Should I complain about the
crabgrass that has taken over my lawn in this hot and wet weather, when most
people don’t even have lawns?
Should I complain about the goose
poop on my golf course’s fairways, when the only fairways most people ever see
is on television?
Should I complain about having to
take out the trash in the rain, when people in some countries go through trash
dumps to find enough food to survive another day?
Should I complain about the tick
that gave me this disease I can’t even pronounce, when so many children die
because they don’t have access to health care?

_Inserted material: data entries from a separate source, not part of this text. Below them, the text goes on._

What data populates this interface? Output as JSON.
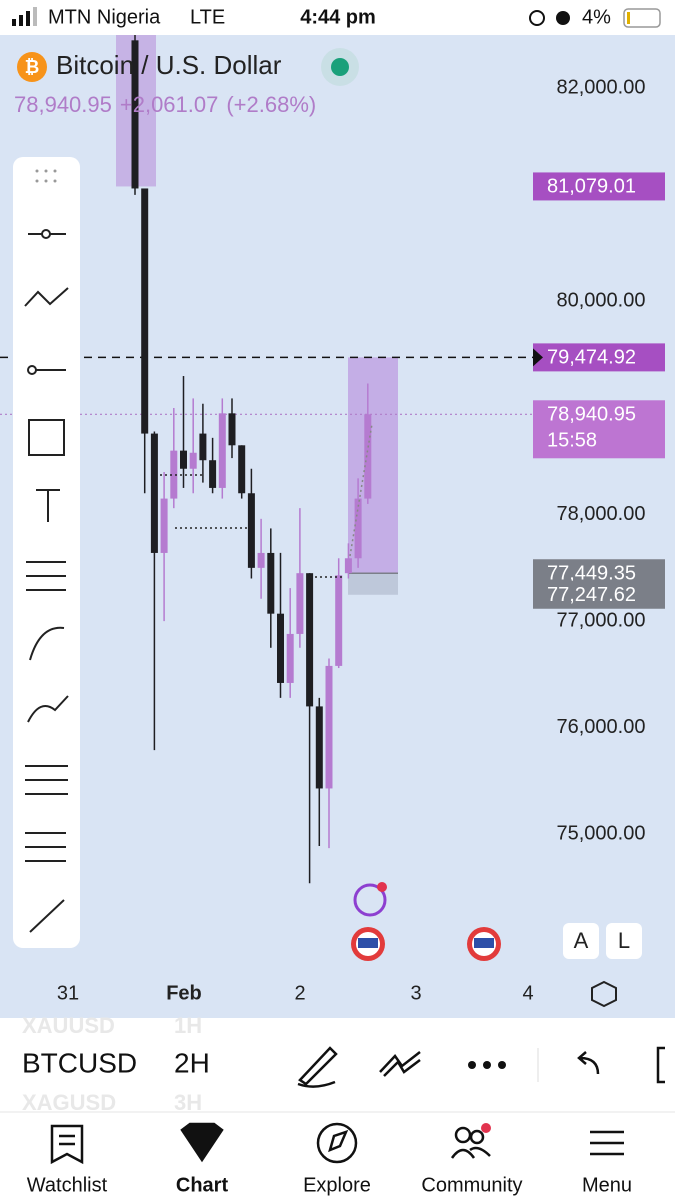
{
  "status_bar": {
    "carrier": "MTN Nigeria",
    "network": "LTE",
    "time": "4:44 pm",
    "battery": "4%"
  },
  "chart_data": {
    "type": "candlestick",
    "title": "Bitcoin / U.S. Dollar",
    "price": "78,940.95",
    "change": "+2,061.07",
    "change_percent": "(+2.68%)",
    "up_color": "#b57bd0",
    "down_color": "#1e1e22",
    "open": [
      82450,
      81060,
      78760,
      77640,
      78150,
      78600,
      78430,
      78760,
      78510,
      78250,
      78950,
      78650,
      78200,
      77500,
      77640,
      77070,
      76420,
      76880,
      77450,
      76200,
      75430,
      76580,
      77450,
      77590,
      78150
    ],
    "high": [
      82550,
      81060,
      78780,
      78400,
      79000,
      79300,
      79090,
      79040,
      78720,
      79090,
      79090,
      78650,
      78430,
      77960,
      77870,
      77640,
      77310,
      78060,
      77450,
      76280,
      76650,
      77590,
      77730,
      78340,
      79230
    ],
    "low": [
      81000,
      78200,
      75790,
      77000,
      78060,
      78250,
      78200,
      78300,
      78200,
      78150,
      78530,
      78150,
      77400,
      77210,
      76750,
      76280,
      76280,
      76750,
      74540,
      74890,
      74870,
      76560,
      77400,
      77500,
      78100
    ],
    "close": [
      81060,
      78760,
      77640,
      78150,
      78600,
      78430,
      78580,
      78510,
      78250,
      78950,
      78650,
      78200,
      77500,
      77640,
      77070,
      76420,
      76880,
      77450,
      76200,
      75430,
      76580,
      77430,
      77590,
      78150,
      78940.95
    ],
    "ylim": [
      73750,
      82500
    ],
    "yticks": [
      {
        "value": 75000,
        "label": "75,000.00"
      },
      {
        "value": 76000,
        "label": "76,000.00"
      },
      {
        "value": 77000,
        "label": "77,000.00"
      },
      {
        "value": 78000,
        "label": "78,000.00"
      },
      {
        "value": 80000,
        "label": "80,000.00"
      },
      {
        "value": 82000,
        "label": "82,000.00"
      }
    ],
    "price_labels": [
      {
        "value": 81079.01,
        "label": "81,079.01",
        "color": "#a64fc2"
      },
      {
        "value": 79474.92,
        "label": "79,474.92",
        "color": "#a64fc2"
      },
      {
        "value": 78940.95,
        "label": "78,940.95",
        "color": "#bd75d2"
      },
      {
        "value": 77449.35,
        "label": "77,449.35",
        "color": "#7b7f88"
      },
      {
        "value": 77247.62,
        "label": "77,247.62",
        "color": "#7b7f88"
      }
    ],
    "countdown": "15:58",
    "x_labels": [
      "31",
      "Feb",
      "2",
      "3",
      "4"
    ],
    "chart_buttons": [
      "A",
      "L"
    ]
  },
  "toolbar": {
    "symbol": "BTCUSD",
    "interval": "2H",
    "prev_symbol": "XAUUSD",
    "prev_interval": "1H",
    "next_symbol": "XAGUSD",
    "next_interval": "3H"
  },
  "nav": [
    "Watchlist",
    "Chart",
    "Explore",
    "Community",
    "Menu"
  ]
}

Should I complain about growing old,
when so many victims of violence will never get to be my age?
I’ve been blessed with a long life and
reasonably good health—ticks notwithstanding. I’ve never known real hunger or
been without a roof over my head. I’ve been so lucky to have had had my wife
and best friend by my side for over a half-century and for us to now enjoy
playing patriarch and matriarch to our children, grandchildren, and
great-grandchildren.
Life has been good to me, so I
shouldn’t complain. At least not about crabgrass, geese, and ticks. But I will
never stop complaining about those hypocrites and buffoons in Washington who
are doing their best to ruin the greatest country in the world. One side
controls both houses of Congress and the Presidency, but can’t get anything
done. They stand in a firing-squad circle, as one wag put it, while the “Just
Say No” Democrats cheer at the mutual executions.
At a recent Mets baseball game, New
Jersey’s Chris Christie, perhaps the most unpopular governor on the planet, was
sitting in the third row when he caught a foul ball. The crowd booed lustily. Had
they been sitting in the Senate gallery when Republicans self-immolated, the
Mets crowd would have given them the same well-deserved treatment.